565 is the wrms threshold of 0.001 site-specific or generally applicable? How is this 0.001 related the the wrms threshold of 0.01 reported in Figure10 and on line 265?
575 It would be very interesting to see why so many datapoints are discarded. If this is related to 1 or two quality indicators. I encourage the authors to look into the L2 file, where all the needed information is reported (see example of L2 flag propagation).
Example of L2 flag propagation
The following example uses the direct sun HCHO data (fus5p1-8) from P25s1 at HoustonTX. Starting from left (L0 data amount), the stacked columns represent the errors on the different processing levels:
eL1: error code on the L1 data
eL2Fit : error code on the L2Fit data
eL2 : error code on the L2 data
QF : data quality flag
This gives an overview about the detailed flagging propagation from L0 to data quality category, which is all given in the L2 file of each PGN data product. From this it can be seen that it is one dominating parameter on the L1 side, and two dominating quality indicators on the L2Fit side.
Comment On Quality flags
The quality flags are propagated from L1,to L2Fit,to L2 and end up in the different clusters for high, medium, low data quality, that can be un-assured, assured, or unusable. This means if a single retrieval is identified as low data quality on the L1 side, it cannot be of better quality on higher levels. If the number of dark cycles is already too low, or saturated data occurred already on the L0 side, or the spectrometer temperature is too far away from the characterized temperature in the laboratory, data will be flagged into medium or low quality already. The same applies on higher levels. If for instance the L1 retrieval is of high quality, but the spectral fitting wrms is exceeded due to a spectral signal which cannot be captured by the retrieval polynomials, data can be flagged into the categories based on the threshold which is exceeded.
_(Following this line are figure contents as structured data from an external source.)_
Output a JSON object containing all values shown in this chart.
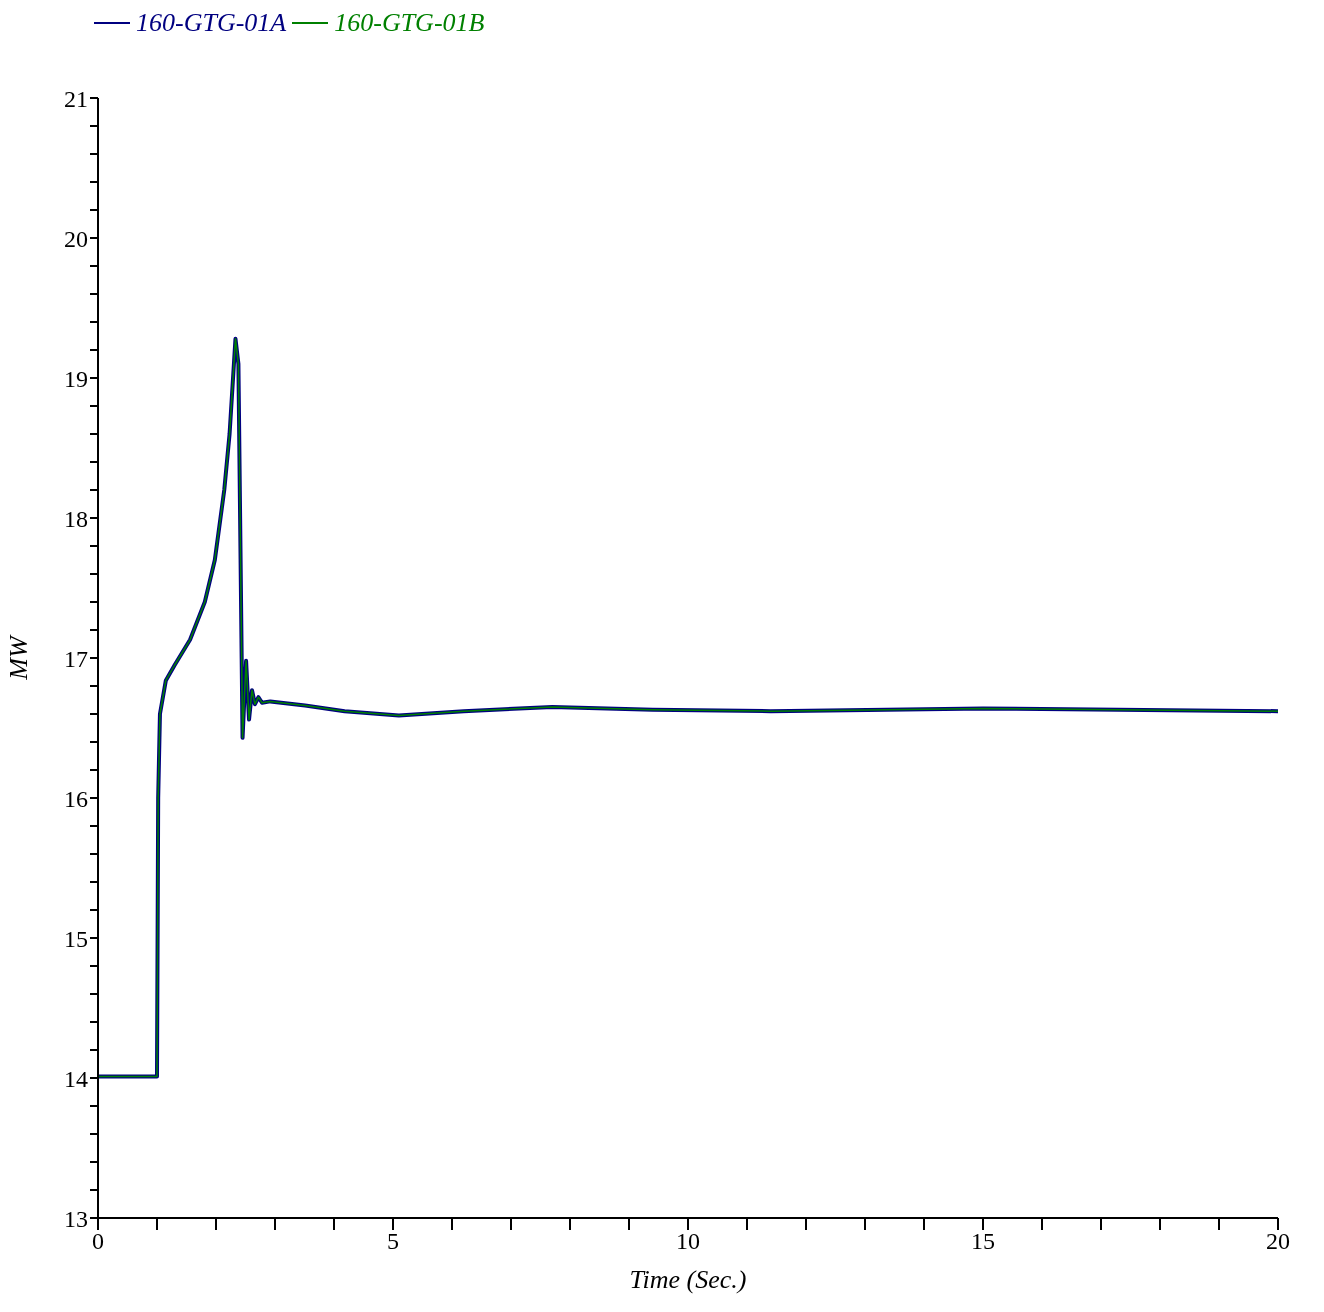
{
  "chart_data": {
    "type": "line",
    "xlabel": "Time (Sec.)",
    "ylabel": "MW",
    "legend": "top left",
    "grid": false,
    "marker": "none",
    "line_style": "solid",
    "xlim": [
      0,
      20
    ],
    "ylim": [
      13,
      21
    ],
    "xticks": [
      0,
      {
        "value": 1,
        "label": null
      },
      {
        "value": 2,
        "label": null
      },
      {
        "value": 3,
        "label": null
      },
      {
        "value": 4,
        "label": null
      },
      5,
      {
        "value": 6,
        "label": null
      },
      {
        "value": 7,
        "label": null
      },
      {
        "value": 8,
        "label": null
      },
      {
        "value": 9,
        "label": null
      },
      10,
      {
        "value": 11,
        "label": null
      },
      {
        "value": 12,
        "label": null
      },
      {
        "value": 13,
        "label": null
      },
      {
        "value": 14,
        "label": null
      },
      15,
      {
        "value": 16,
        "label": null
      },
      {
        "value": 17,
        "label": null
      },
      {
        "value": 18,
        "label": null
      },
      {
        "value": 19,
        "label": null
      },
      20
    ],
    "yticks": [
      13,
      {
        "value": 13.2,
        "label": null
      },
      {
        "value": 13.4,
        "label": null
      },
      {
        "value": 13.6,
        "label": null
      },
      {
        "value": 13.8,
        "label": null
      },
      14,
      {
        "value": 14.2,
        "label": null
      },
      {
        "value": 14.4,
        "label": null
      },
      {
        "value": 14.6,
        "label": null
      },
      {
        "value": 14.8,
        "label": null
      },
      15,
      {
        "value": 15.2,
        "label": null
      },
      {
        "value": 15.4,
        "label": null
      },
      {
        "value": 15.6,
        "label": null
      },
      {
        "value": 15.8,
        "label": null
      },
      16,
      {
        "value": 16.2,
        "label": null
      },
      {
        "value": 16.4,
        "label": null
      },
      {
        "value": 16.6,
        "label": null
      },
      {
        "value": 16.8,
        "label": null
      },
      17,
      {
        "value": 17.2,
        "label": null
      },
      {
        "value": 17.4,
        "label": null
      },
      {
        "value": 17.6,
        "label": null
      },
      {
        "value": 17.8,
        "label": null
      },
      18,
      {
        "value": 18.2,
        "label": null
      },
      {
        "value": 18.4,
        "label": null
      },
      {
        "value": 18.6,
        "label": null
      },
      {
        "value": 18.8,
        "label": null
      },
      19,
      {
        "value": 19.2,
        "label": null
      },
      {
        "value": 19.4,
        "label": null
      },
      {
        "value": 19.6,
        "label": null
      },
      {
        "value": 19.8,
        "label": null
      },
      20,
      {
        "value": 20.2,
        "label": null
      },
      {
        "value": 20.4,
        "label": null
      },
      {
        "value": 20.6,
        "label": null
      },
      {
        "value": 20.8,
        "label": null
      },
      21
    ],
    "x": [
      0,
      1.0,
      1.02,
      1.05,
      1.15,
      1.3,
      1.56,
      1.81,
      1.98,
      2.14,
      2.23,
      2.33,
      2.38,
      2.45,
      2.51,
      2.56,
      2.61,
      2.66,
      2.72,
      2.78,
      2.92,
      3.51,
      4.18,
      5.1,
      6.2,
      7.7,
      9.4,
      11.4,
      15,
      20
    ],
    "series": [
      {
        "name": "160-GTG-01A",
        "color": "#000080",
        "values": [
          14.01,
          14.01,
          16.0,
          16.6,
          16.84,
          16.95,
          17.13,
          17.4,
          17.7,
          18.2,
          18.6,
          19.28,
          19.1,
          16.43,
          16.98,
          16.56,
          16.77,
          16.67,
          16.72,
          16.68,
          16.69,
          16.66,
          16.62,
          16.59,
          16.62,
          16.65,
          16.63,
          16.62,
          16.64,
          16.62
        ]
      },
      {
        "name": "160-GTG-01B",
        "color": "#008000",
        "values": [
          14.01,
          14.01,
          16.0,
          16.6,
          16.84,
          16.95,
          17.13,
          17.4,
          17.7,
          18.2,
          18.6,
          19.28,
          19.1,
          16.43,
          16.98,
          16.56,
          16.77,
          16.67,
          16.72,
          16.68,
          16.69,
          16.66,
          16.62,
          16.59,
          16.62,
          16.65,
          16.63,
          16.62,
          16.64,
          16.62
        ]
      }
    ]
  }
}
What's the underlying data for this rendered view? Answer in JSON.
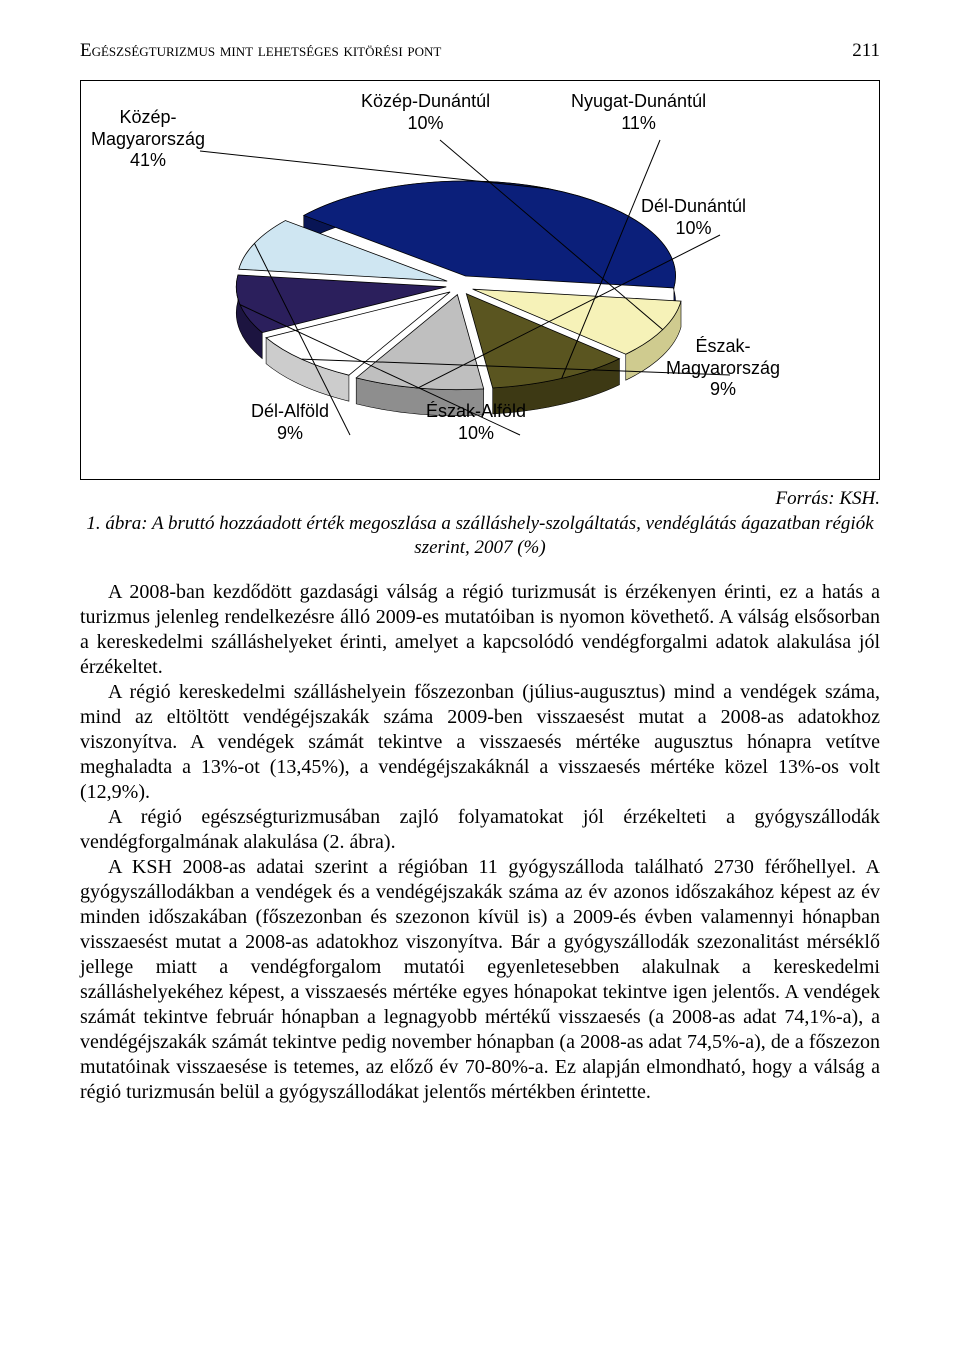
{
  "header": {
    "title": "Egészségturizmus mint lehetséges kitörési pont",
    "page_number": "211"
  },
  "chart": {
    "type": "pie",
    "background_color": "#ffffff",
    "border_color": "#000000",
    "slices": [
      {
        "label_top": "Közép-",
        "label_bottom": "Magyarország",
        "pct": "41%",
        "value": 41,
        "fill": "#0b1f7a",
        "side_fill": "#081555"
      },
      {
        "label_top": "Közép-Dunántúl",
        "label_bottom": "",
        "pct": "10%",
        "value": 10,
        "fill": "#f6f2b8",
        "side_fill": "#cfcb8f"
      },
      {
        "label_top": "Nyugat-Dunántúl",
        "label_bottom": "",
        "pct": "11%",
        "value": 11,
        "fill": "#5a5520",
        "side_fill": "#3d3914"
      },
      {
        "label_top": "Dél-Dunántúl",
        "label_bottom": "",
        "pct": "10%",
        "value": 10,
        "fill": "#bfbfbf",
        "side_fill": "#8e8e8e"
      },
      {
        "label_top": "Észak-",
        "label_bottom": "Magyarország",
        "pct": "9%",
        "value": 9,
        "fill": "#ffffff",
        "side_fill": "#cccccc"
      },
      {
        "label_top": "Észak-Alföld",
        "label_bottom": "",
        "pct": "10%",
        "value": 10,
        "fill": "#2b1f5c",
        "side_fill": "#1c1440"
      },
      {
        "label_top": "Dél-Alföld",
        "label_bottom": "",
        "pct": "9%",
        "value": 9,
        "fill": "#cfe6f2",
        "side_fill": "#a7c9d9"
      }
    ],
    "label_font_family": "Arial",
    "label_font_size_pt": 14
  },
  "source": "Forrás: KSH.",
  "caption": {
    "num": "1. ábra:",
    "text": "A bruttó hozzáadott érték megoszlása a szálláshely-szolgáltatás, vendéglátás ágazatban régiók szerint, 2007 (%)"
  },
  "paragraphs": [
    "A 2008-ban kezdődött gazdasági válság a régió turizmusát is érzékenyen érinti, ez a hatás a turizmus jelenleg rendelkezésre álló 2009-es mutatóiban is nyomon követhető. A válság elsősorban a kereskedelmi szálláshelyeket érinti, amelyet a kapcsolódó vendégforgalmi adatok alakulása jól érzékeltet.",
    "A régió kereskedelmi szálláshelyein főszezonban (július-augusztus) mind a vendégek száma, mind az eltöltött vendégéjszakák száma 2009-ben visszaesést mutat a 2008-as adatokhoz viszonyítva. A vendégek számát tekintve a visszaesés mértéke augusztus hónapra vetítve meghaladta a 13%-ot (13,45%), a vendégéjszakáknál a visszaesés mértéke közel 13%-os volt (12,9%).",
    "A régió egészségturizmusában zajló folyamatokat jól érzékelteti a gyógyszállodák vendégforgalmának alakulása (2. ábra).",
    "A KSH 2008-as adatai szerint a régióban 11 gyógyszálloda található 2730 férőhellyel. A gyógyszállodákban a vendégek és a vendégéjszakák száma az év azonos időszakához képest az év minden időszakában (főszezonban és szezonon kívül is) a 2009-és évben valamennyi hónapban visszaesést mutat a 2008-as adatokhoz viszonyítva. Bár a gyógyszállodák szezonalitást mérséklő jellege miatt a vendégforgalom mutatói egyenletesebben alakulnak a kereskedelmi szálláshelyekéhez képest, a visszaesés mértéke egyes hónapokat tekintve igen jelentős. A vendégek számát tekintve február hónapban a legnagyobb mértékű visszaesés (a 2008-as adat 74,1%-a), a vendégéjszakák számát tekintve pedig november hónapban (a 2008-as adat 74,5%-a), de a főszezon mutatóinak visszaesése is tetemes, az előző év 70-80%-a. Ez alapján elmondható, hogy a válság a régió turizmusán belül a gyógyszállodákat jelentős mértékben érintette."
  ]
}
The thresholds for some of the quality indicators come from the Gaussian Mixture Regression model approach. This approach is applicable to individual datasets, such as P25s1 HoustonTX. However, the PGN flagging does not use instrument-specific flags and uses a PGN average over multiple datasets. This could indeed lead to some datasets flagged to strict and some to weak. Has this approach been tested, to use for instance a HoustonTX-specific treshold of the wrms to not by-parse L1 filter?
More general, the wrms is THE quality indicator of the spectral fitting. By by-parsing this quality indicator as a flagging criteria, potential slant column biases introduced by spectral signals are ignored. The same applies for the unusable category of 20,21,22, which should not be ignored.
On the other hand, there might be quality indicators which are too strict and can lead to a filtering of valid retrievals, which is the motivation of this manuscript. It would be needed to identify those quality indicators. Maybe, there is one or two quality indicators which are responsible for the majority of the filtering of ‘valid’ retrievals. It would be interesting to see if the simple removal of them can already lead to the same effect as the proposed approach.